4) The Tribulation saints will join all the host of heaven and worship the Lamb of God at the end of the Great Tribulation (Revelation 7:9-17).
5) Just as worship is paramount with the host of heaven, so it must have priority in all our thoughts and plans here on earth, because it is the most important thing we do as believers. Worship must take precedence over prayer, although prayer is vital to Christian growth and power. Worship must take precedence over reading God’s Word, unless you are reading Scriptures to motivate worship. Worship must take precedence over music, unless music is used to enhance worship.
Worship is an indispensable part of the Christian’s life—now and in eternity. Evangelism and Bible teaching, like faith and hope, will cease. Worship, like love, will occupy our hearts forever (1 Corinthians 13:8-10).
Master Outline 28 – Worship
 Can a person who does not believe in Jesus Christ join in Worship? YES or NO. Explain.
 Is a sermon Worship? YES or NO. Explain.
 Are prayers worship? YES or NO. Explain.
 Is music itself worship?
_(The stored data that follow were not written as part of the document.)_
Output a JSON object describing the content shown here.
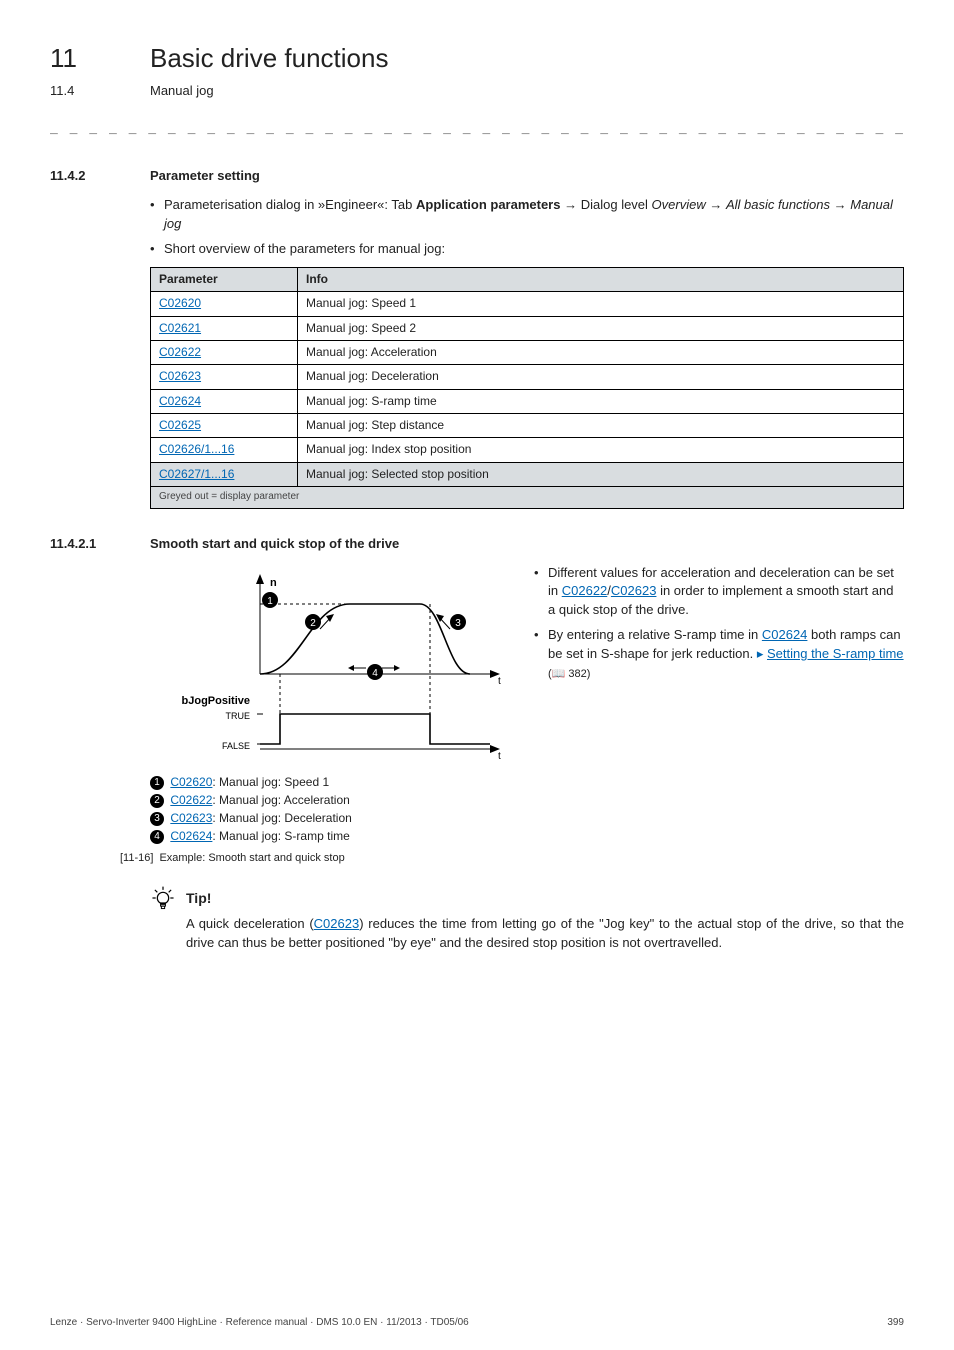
{
  "header": {
    "chapnum": "11",
    "chaptitle": "Basic drive functions",
    "subnum": "11.4",
    "subtitle": "Manual jog"
  },
  "dashline": "_ _ _ _ _ _ _ _ _ _ _ _ _ _ _ _ _ _ _ _ _ _ _ _ _ _ _ _ _ _ _ _ _ _ _ _ _ _ _ _ _ _ _ _ _ _ _ _ _ _ _ _ _ _ _ _ _ _ _ _ _ _ _ _",
  "sec1": {
    "num": "11.4.2",
    "title": "Parameter setting",
    "bullet1a": "Parameterisation dialog in »Engineer«: Tab ",
    "bullet1b": "Application parameters",
    "bullet1c": " Dialog level ",
    "bullet1d": "Overview ",
    "bullet1e": "All basic functions ",
    "bullet1f": " Manual jog",
    "bullet2": "Short overview of the parameters for manual jog:"
  },
  "table": {
    "h1": "Parameter",
    "h2": "Info",
    "rows": [
      {
        "p": "C02620",
        "i": "Manual jog: Speed 1"
      },
      {
        "p": "C02621",
        "i": "Manual jog: Speed 2"
      },
      {
        "p": "C02622",
        "i": "Manual jog: Acceleration"
      },
      {
        "p": "C02623",
        "i": "Manual jog: Deceleration"
      },
      {
        "p": "C02624",
        "i": "Manual jog: S-ramp time"
      },
      {
        "p": "C02625",
        "i": "Manual jog: Step distance"
      },
      {
        "p": "C02626/1...16",
        "i": "Manual jog: Index stop position"
      },
      {
        "p": "C02627/1...16",
        "i": "Manual jog: Selected stop position",
        "grey": true
      }
    ],
    "footnote": "Greyed out = display parameter"
  },
  "sec2": {
    "num": "11.4.2.1",
    "title": "Smooth start and quick stop of the drive"
  },
  "diagram": {
    "n": "n",
    "bJog": "bJogPositive",
    "true": "TRUE",
    "false": "FALSE",
    "t": "t"
  },
  "legend": {
    "l1": {
      "code": "C02620",
      "text": ": Manual jog: Speed 1"
    },
    "l2": {
      "code": "C02622",
      "text": ": Manual jog: Acceleration"
    },
    "l3": {
      "code": "C02623",
      "text": ": Manual jog: Deceleration"
    },
    "l4": {
      "code": "C02624",
      "text": ": Manual jog: S-ramp time"
    }
  },
  "caption": {
    "num": "[11-16]",
    "text": "Example: Smooth start and quick stop"
  },
  "notes": {
    "n1a": "Different values for acceleration and deceleration can be set in ",
    "n1b": "C02622",
    "n1c": "/",
    "n1d": "C02623",
    "n1e": " in order to implement a smooth start and a quick stop of the drive.",
    "n2a": "By entering a relative S-ramp time in ",
    "n2b": "C02624",
    "n2c": " both ramps can be set in S-shape for jerk reduction. ",
    "n2link": "Setting the S-ramp time",
    "n2page": " 382)"
  },
  "tip": {
    "label": "Tip!",
    "body1": "A quick deceleration (",
    "bodylink": "C02623",
    "body2": ") reduces the time from letting go of the \"Jog key\" to the actual stop of the drive, so that the drive can thus be better positioned \"by eye\" and the desired stop position is not overtravelled."
  },
  "footer": {
    "left": "Lenze · Servo-Inverter 9400 HighLine · Reference manual · DMS 10.0 EN · 11/2013 · TD05/06",
    "right": "399"
  }
}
YES or NO. Explain.
 What former pagan Gentile in the Old Testament gives us a beautiful example of worship?
 Describe pure worship as performed by Nebuchadnezzar.
 Worship ______________________ God and ______________________ man.
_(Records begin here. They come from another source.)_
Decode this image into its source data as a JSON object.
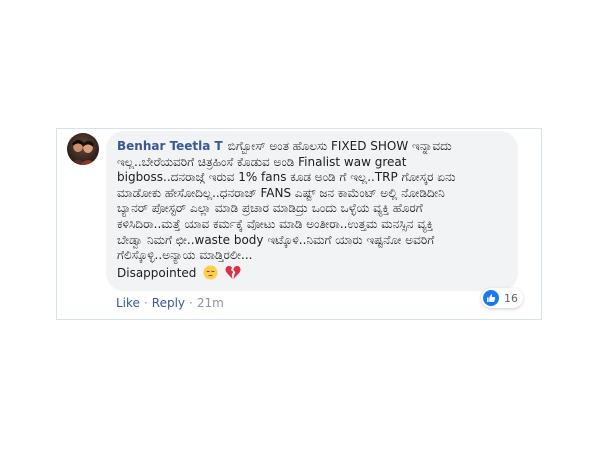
{
  "comment": {
    "author": "Benhar Teetla T",
    "lines": [
      "ಬಿಗ್ಬೋಸ್ ಅಂತ ಹೊಲಸು FIXED SHOW ಇನ್ನಾವದು",
      "ಇಲ್ಲ..ಬೇರೆಯವರಿಗೆ ಚಿತ್ರಹಿಂಸೆ ಕೊಡುವ ಅಂಡಿ Finalist waw great",
      "bigboss..ದನರಾಜ್ಗೆ ಇರುವ 1% fans ಕೂಡ ಅಂಡಿ ಗೆ ಇಲ್ಲ..TRP ಗೋಸ್ಕರ ಏನು",
      "ಮಾಡೋಕು ಹೇಸೋದಿಲ್ಲ..ಧನರಾಜ್ FANS ಎಷ್ಟ್ ಜನ ಕಾಮೆಂಟ್ ಅಲ್ಲಿ ನೋಡಿದೀನಿ",
      "ಬ್ಯಾನರ್ ಪೋಸ್ಟರ್ ಎಲ್ಲಾ ಮಾಡಿ ಪ್ರಚಾರ ಮಾಡಿದ್ರು ಒಂದು ಒಳ್ಳೆಯ ವ್ಯಕ್ತಿ ಹೊರಗೆ",
      "ಕಳಿಸಿದಿರಾ..ಮತ್ತೆ ಯಾವ ಕರ್ಮಕ್ಕೆ ವೋಟು ಮಾಡಿ ಅಂತೀರಾ..ಉತ್ತಮ ಮನಸ್ಸಿನ ವ್ಯಕ್ತಿ",
      "ಬೇಡ್ವಾ ನಿಮಗೆ ಛೀ..waste body ಇಟ್ಕೊಳಿ..ನಿಮಗೆ ಯಾರು ಇಷ್ಟನೋ ಅವರಿಗೆ",
      "ಗೆಲಿಸ್ಕೊಳ್ಳಿ..ಅನ್ಯಾಯ ಮಾಡ್ತಿರಲೀ..."
    ],
    "closing": "Disappointed",
    "closing_emojis": [
      "pensive-face-emoji",
      "broken-heart-emoji"
    ]
  },
  "actions": {
    "like": "Like",
    "reply": "Reply",
    "separator": "·",
    "timestamp": "21m"
  },
  "reactions": {
    "icon": "thumbs-up-icon",
    "count": "16",
    "color": "#1877f2"
  },
  "colors": {
    "author": "#385898",
    "bubble": "#f2f3f5",
    "border": "#d6e2ee"
  }
}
 What is the dictionary definition of worship?
 The Bible is a book of _____________________ from cover to cover.
 The only true Object of worship is what?
 Why did Peter give Cornelius a rebuke?
 What did the angel tell John in Revelation when John fell down to worship him?
 The first use of the word “worship” in the Old Testament is?
 The only person that can worship God is the one who has done what?
 New Testament worshipping is concerned with worshipping in ____________________
 What is the basis of worshipping in the Old Testament and New Testament?
 Without ___________________________ there can be no true worship.
 Explain why the veil was ripped in two when Jesus died.
 Is God more impressed with a Gothic cathedral or a believer’s body?
 When did the ornate, ritualistic worship of the temple end in the New Testament?
 What is the Greek meaning of synagogue?
 The Samaritans accepted only the Pentateuch (Genesis through Deuteronomy). Was this worshipping in truth?
 What were four (4) elements of worship in the early church described in Acts 2:42?
 What is the paramount activity in Heaven among the angels of God? Why?
 The truth of Jesus’ Deity is one of the most profound facts ever revealed by the Heavenly Father? TRUE or FALSE. Explain.
 Why did God tell Moses to build cherubs above the mercy seat?
 All the angels of God and mankind were created to bow down and do what?
 What is the most important thing we can do as believers here?